“El acento de un pueblo es parecido a una enfermedad y su contagio se encuentra sujeto a unos límites geográficos parcialmente establecidos. Cuando uno permanece en un lugar durante el tiempo suficiente para incubar la enfermedad, terminará por cambiar su propio acento. Otra peculiaridad es que esta especie de virus se debilita e incluso puede llegar a morir cuando se encuentra fuera de su ámbito regional”.

Crónica de Ramón Ortega Lozano *

MADRID, España.- Llegué a Madrid con mi acento defeño (de la Ciudad de México, antes D.F.), pero poco a poco fue debilitándose. Al principio el nuevo acento invadió mi organismo lentamente, lo que ocasionó que tuviera un modo de hablar relativamente artificial; las nuevas palabras que iba aprendiendo me salían forzadas. Tenía que meditarlas antes de pronunciarlas. Sin embargo, llegó un momento en el que una palabra se apoderó de mí: el tan sonado “vale”. Ese “vale” ya no me salía fingido, aparecía con toda naturalidad y a veces de imprevisto. Ese fue el síntoma definitivo que constató que había sido infectado con el acento español (y, peor aún, el madrileño).

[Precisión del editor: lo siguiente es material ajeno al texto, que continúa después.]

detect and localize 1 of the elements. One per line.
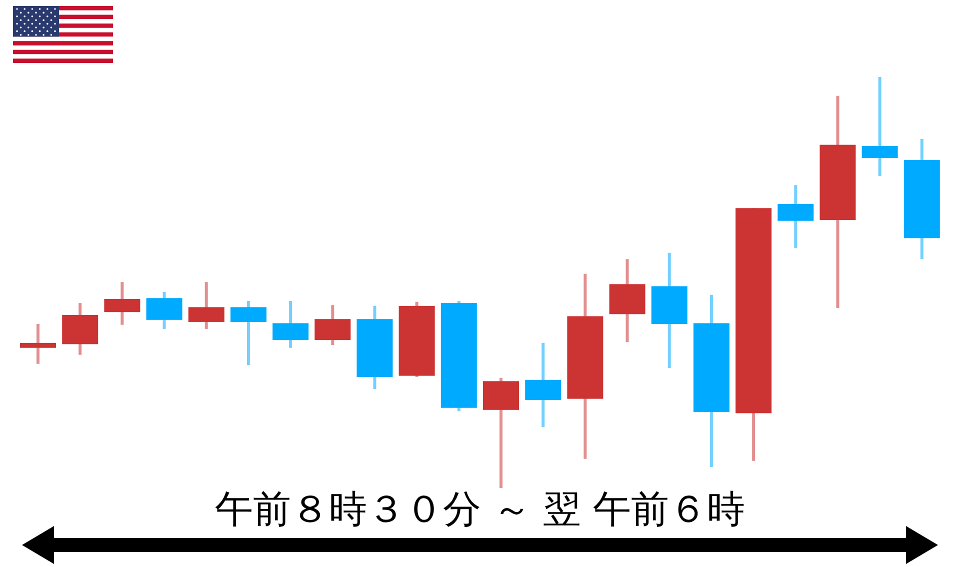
x-axis-title: 午前８時３０分 ～ 翌 午前６時 xyxy=(214,486,746,533)
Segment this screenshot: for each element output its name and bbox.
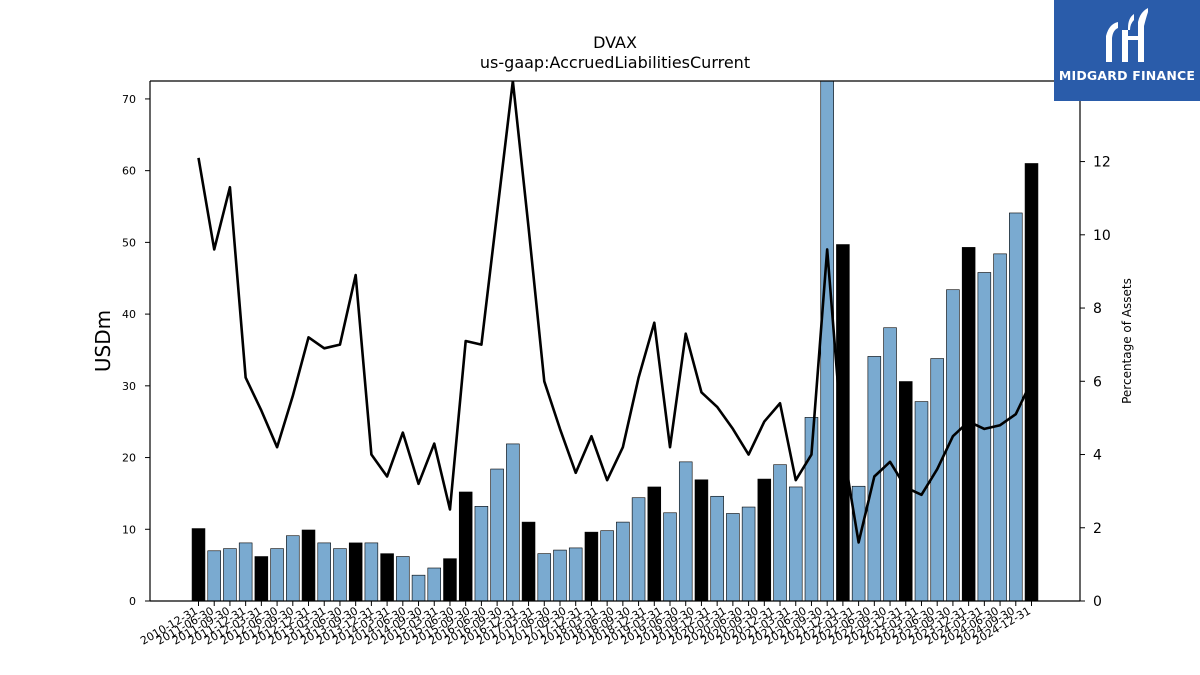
brand-name: MIDGARD FINANCE (1058, 68, 1196, 83)
right-tick-label: 4 (1093, 448, 1102, 464)
bar (820, 80, 834, 602)
bar (726, 513, 740, 602)
left-tick-label: 20 (122, 452, 136, 465)
right-tick-label: 6 (1093, 374, 1102, 390)
bar (977, 272, 992, 602)
left-tick-label: 50 (122, 236, 136, 249)
bar (647, 486, 662, 602)
bar (411, 574, 426, 602)
bar (600, 530, 614, 602)
bar (254, 556, 269, 602)
bar (223, 548, 237, 602)
bar (270, 548, 284, 602)
bar (616, 521, 630, 602)
bar (788, 486, 803, 602)
bar (286, 535, 300, 602)
bar (238, 542, 253, 602)
left-tick-label: 70 (122, 93, 136, 106)
left-tick-label: 0 (129, 595, 136, 608)
bar (191, 528, 206, 602)
bar (443, 558, 457, 602)
brand-logo: MIDGARD FINANCE (1054, 0, 1200, 101)
bar (930, 358, 944, 602)
axes (149, 80, 1081, 602)
y-axis-label: USDm (91, 310, 115, 372)
bar (694, 479, 709, 602)
left-tick-label: 40 (122, 308, 136, 321)
bar (568, 547, 583, 602)
bar (631, 497, 646, 602)
bar (663, 512, 677, 602)
bar (521, 521, 536, 602)
bar (584, 531, 599, 602)
bar (678, 461, 693, 602)
bar (710, 495, 724, 602)
left-axis-ticks: 0 10 20 30 40 50 60 70 (122, 93, 150, 608)
bar (553, 549, 567, 602)
right-tick-label: 2 (1093, 521, 1102, 537)
x-axis-ticks: 2010-12-312011-06-302011-09-302011-12-31… (138, 601, 1033, 648)
bar (899, 381, 913, 602)
bar-series (191, 80, 1039, 602)
bar (537, 553, 552, 602)
bar (301, 529, 316, 602)
bar (427, 567, 441, 602)
bar (757, 478, 772, 602)
bar (207, 550, 221, 602)
percentage-line (197, 81, 1033, 544)
bar (773, 464, 787, 602)
left-tick-label: 10 (122, 523, 136, 536)
bar (348, 542, 363, 602)
bar (914, 401, 929, 602)
right-axis-ticks: 0 2 4 6 8 10 12 (1080, 155, 1111, 610)
bar (836, 244, 850, 602)
bar (490, 468, 504, 602)
bar (458, 491, 473, 602)
right-tick-label: 0 (1093, 594, 1102, 610)
bar (380, 553, 394, 602)
line-series (197, 81, 1033, 544)
chart-subtitle: us-gaap:AccruedLiabilitiesCurrent (480, 53, 750, 72)
bar (364, 542, 379, 602)
right-tick-label: 12 (1093, 155, 1111, 171)
bar (506, 443, 520, 602)
left-tick-label: 30 (122, 380, 136, 393)
right-tick-label: 8 (1093, 301, 1102, 317)
logo-mark-icon (1106, 8, 1148, 62)
bar (741, 506, 756, 602)
chart-title: DVAX (593, 33, 637, 52)
bar (333, 548, 347, 602)
bar (396, 556, 410, 602)
y2-axis-label: Percentage of Assets (1120, 278, 1134, 404)
right-tick-label: 10 (1093, 228, 1111, 244)
bar (317, 542, 331, 602)
bar (474, 506, 489, 602)
left-tick-label: 60 (122, 165, 136, 178)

Para ese entonces mi viejo acento ya empezaba a consumirse por encontrarse aislado. Así que en vez de decir “chido” me salía “guay” o en vez de mencionar que algo “se me antoja”, decía “me apetece”, “legaña” por “lagaña” y “salir a beber” en lugar de “salir a chupar”. Había veces que mi antiguo virus se reforzaba con el de otro compatriota. Es como si los agentes morbosos de dos personas, por estar juntos, se transmitieran un poquito de información; la suficiente para que por una breve conversación prevaleciera esa añeja forma de hablar superponiéndose a la nueva infección.

Con el tiempo mi ajado acento comenzó a morir. De hecho, había momentos en los que era incapaz de recordar cómo decía tal o cual concepto en México. Y si quería hablar con acento mexicano, tenía que imitarlo; tal como me pasaba al principio con el español.

Lo cierto es que el acento es una patología muy contagiosa. Al grado de que puede contraerse por teléfono. A mí se me cambiaba el acento al mexicano cuando hablaba con familiares o amigos de mi país. Pero el componente geográfico está por encima de todo esto. De hecho, la primera vez que volví a mi tierra de vacaciones, sólo bastó que pisara el suelo del aeropuerto de la Ciudad de México, para enfermarme de golpe con mi antiguo virus acentual. Sin tener que cruzar palabra con nadie brotó en mi organismo y el acento defeño volvió. Además, está claro que es un tema espacial, porque no importa que estés dentro de un mismo país, siempre se habla de distinta manera en el norte que en el sur y en el oeste que en el este. El acento inexorablemente cambiará una vez que hayas pasado el tiempo suficiente para incubar el virus acentual de la región donde te encuentres.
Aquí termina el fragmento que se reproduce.